Washington – Former President Donald Trump can be sued in civil lawsuits alleging he was responsible for damages incurred during the Jan. 6, 2021, Capitol attack, the Justice Department said Monday, rejecting Trump’s claims that he has absolute immunity from civil action.
The legal brief — filed by prosecutors at the request of judges on Washington, D.C.’s federal appeals court — explicitly states that the Justice Department has not determined that Trump should be held liable, either criminally or civilly, for the Capitol breach. Instead, the court documents urge the court to rule that the former president cannot be completely shielded from every action he took as president.
Members of Congress and U.S. Capitol Police officers sued Trump after the riot, alleging in several separate lawsuits that his remarks on the White House Ellipse on Jan. 6 to a group of his supporters incited the mob to go the grounds of the Capitol. While the Justice Department did not take a stance on the validity of those allegations, prosecutors wrote that presidential immunity does not “include incitement of imminent private violence.”
Attorneys for the government argued in their friend-of-the-court brief that there are strong and broad protections for sitting U.S. presidents if they are sued for actions they take as president that fall within the scope of their duties.
“Questions of presidential immunity must be approached with the greatest sensitivity to the unremitting demands of the Presidency,” they wrote.
“The President is both the Chief Executive and an elected politician; his policy decisions are also political acts with political consequences,” the Justice Department contended. “That traditional function is one of public communication and persuasion, not incitement of imminent private violence.”
D.C. District Court Judge Amit Mehta ruled almost a year ago that the former president was not immune from lawsuits, writing, “He invited his supporters to Washington, D.C., after telling them for months that corrupt and spineless politicians were to blame for stealing an election from them; retold that narrative when thousands of them assembled on the Ellipse; and directed them to march on the Capitol building…where those very politicians were at work to certify an election that he had lost.”

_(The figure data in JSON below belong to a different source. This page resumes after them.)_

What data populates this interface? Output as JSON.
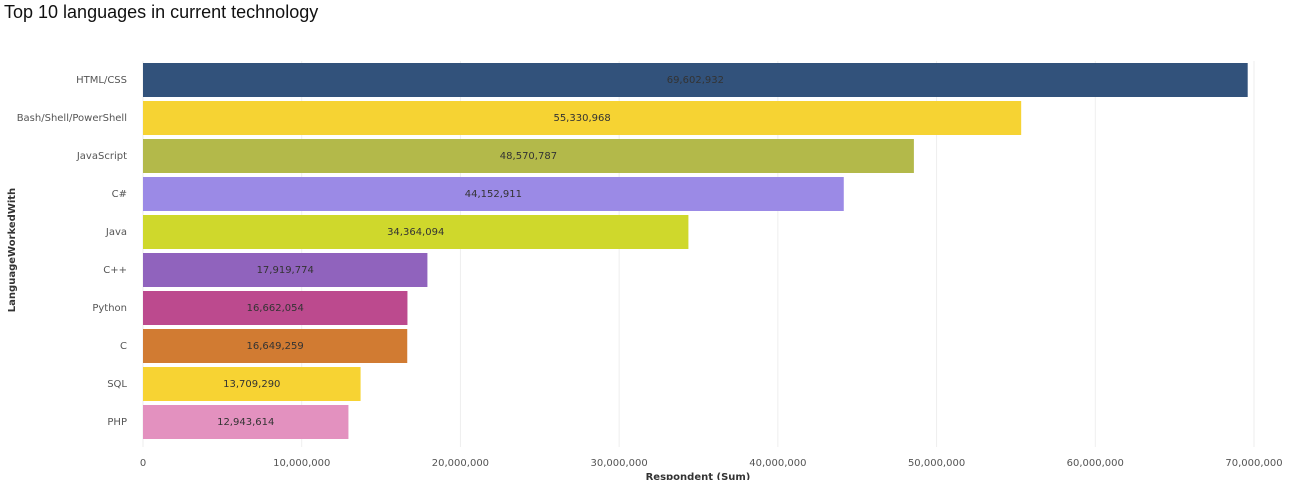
{
  "chart_data": {
    "type": "bar",
    "orientation": "horizontal",
    "title": "Top 10 languages in current technology",
    "x_label": "Respondent (Sum)",
    "y_label": "LanguageWorkedWith",
    "categories": [
      "HTML/CSS",
      "Bash/Shell/PowerShell",
      "JavaScript",
      "C#",
      "Java",
      "C++",
      "Python",
      "C",
      "SQL",
      "PHP"
    ],
    "values": [
      69602932,
      55330968,
      48570787,
      44152911,
      34364094,
      17919774,
      16662054,
      16649259,
      13709290,
      12943614
    ],
    "value_labels": [
      "69,602,932",
      "55,330,968",
      "48,570,787",
      "44,152,911",
      "34,364,094",
      "17,919,774",
      "16,662,054",
      "16,649,259",
      "13,709,290",
      "12,943,614"
    ],
    "colors": [
      "#32527b",
      "#f6d333",
      "#b3b94a",
      "#9b8ae6",
      "#cfd82c",
      "#9063bd",
      "#bc4a8e",
      "#d17b32",
      "#f7d333",
      "#e391bf"
    ],
    "xlim": [
      0,
      70000000
    ],
    "xticks": [
      0,
      {
        "value": 10000000,
        "label": "10,000,000"
      },
      {
        "value": 20000000,
        "label": "20,000,000"
      },
      {
        "value": 30000000,
        "label": "30,000,000"
      },
      {
        "value": 40000000,
        "label": "40,000,000"
      },
      {
        "value": 50000000,
        "label": "50,000,000"
      },
      {
        "value": 60000000,
        "label": "60,000,000"
      },
      {
        "value": 70000000,
        "label": "70,000,000"
      }
    ],
    "grid": true
  }
}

Trump appealed that ruling, and the appellate court is currently considering the case. His lawyers argue Supreme Court precedent requires complete protection from lawsuits. They say Mehta’s decision was “wrong” because Trump’s speech on Jan. 6 was political in nature, focused on areas of national import and was tied to his duties as president.

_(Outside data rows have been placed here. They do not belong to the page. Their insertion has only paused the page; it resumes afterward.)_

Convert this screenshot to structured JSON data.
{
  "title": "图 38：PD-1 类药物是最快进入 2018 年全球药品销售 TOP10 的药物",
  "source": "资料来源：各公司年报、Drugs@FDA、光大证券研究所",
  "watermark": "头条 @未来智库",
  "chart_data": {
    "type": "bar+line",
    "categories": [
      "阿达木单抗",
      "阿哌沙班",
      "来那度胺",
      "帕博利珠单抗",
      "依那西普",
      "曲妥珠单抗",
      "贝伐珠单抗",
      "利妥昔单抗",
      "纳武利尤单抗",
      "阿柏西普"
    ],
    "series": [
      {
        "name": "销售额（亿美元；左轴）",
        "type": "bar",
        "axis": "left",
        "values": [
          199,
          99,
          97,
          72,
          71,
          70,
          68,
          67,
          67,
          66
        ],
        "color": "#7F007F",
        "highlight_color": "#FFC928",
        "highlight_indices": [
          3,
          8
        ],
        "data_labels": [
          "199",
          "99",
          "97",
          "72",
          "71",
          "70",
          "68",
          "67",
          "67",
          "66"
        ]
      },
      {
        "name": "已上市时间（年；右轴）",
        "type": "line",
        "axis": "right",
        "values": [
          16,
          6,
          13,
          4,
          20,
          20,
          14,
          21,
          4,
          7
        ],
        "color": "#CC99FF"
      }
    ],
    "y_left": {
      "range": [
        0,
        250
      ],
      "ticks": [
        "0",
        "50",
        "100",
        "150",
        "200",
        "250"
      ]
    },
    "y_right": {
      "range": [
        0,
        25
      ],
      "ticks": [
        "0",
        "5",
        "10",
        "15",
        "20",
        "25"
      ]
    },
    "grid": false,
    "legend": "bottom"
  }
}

“It is critical that the judiciary draw bright lines that it will not cross regarding overstepping into the regulation of executive function,” Trump’s brief argued.

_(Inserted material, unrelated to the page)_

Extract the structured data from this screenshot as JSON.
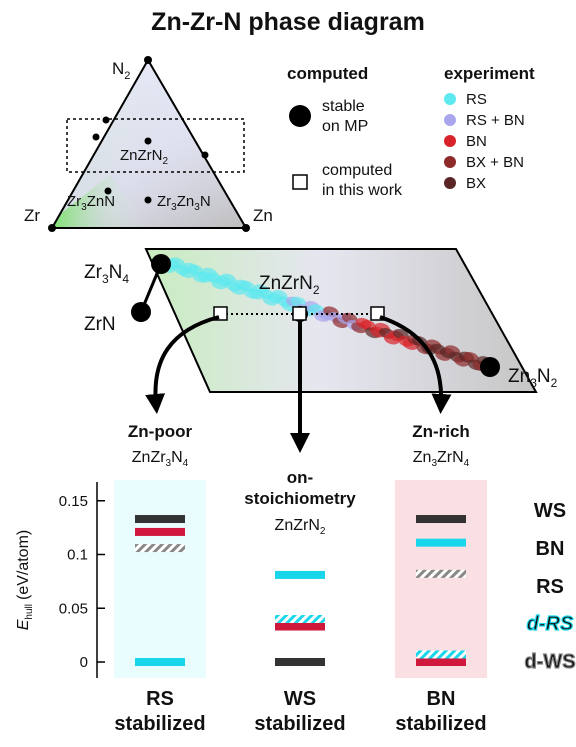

But in their filing Thursday, prosecutors wrote that the unusual circumstances of the case and their interpretation of the law warranted a narrow carve-out from presidential immunity, “if the speech, viewed objectively and in context, both encouraged imminent private violence and was likely to produce such violence.”
The Justice Department notably did not take a stance on whether presidents running for reelection can be held responsible for conduct carried out strictly in the campaign arena.
“Every President engages in a wide array of speech that could be characterized as electoral, so the contours of immunity in this context are of great importance to the presidency and to future Presidents,” Wednesday’s brief said. “In the government’s view, any decision about how to define the limits of absolute immunity in campaign contexts should await a case in which the relevant issues have been fully briefed and it is necessary to decide them.”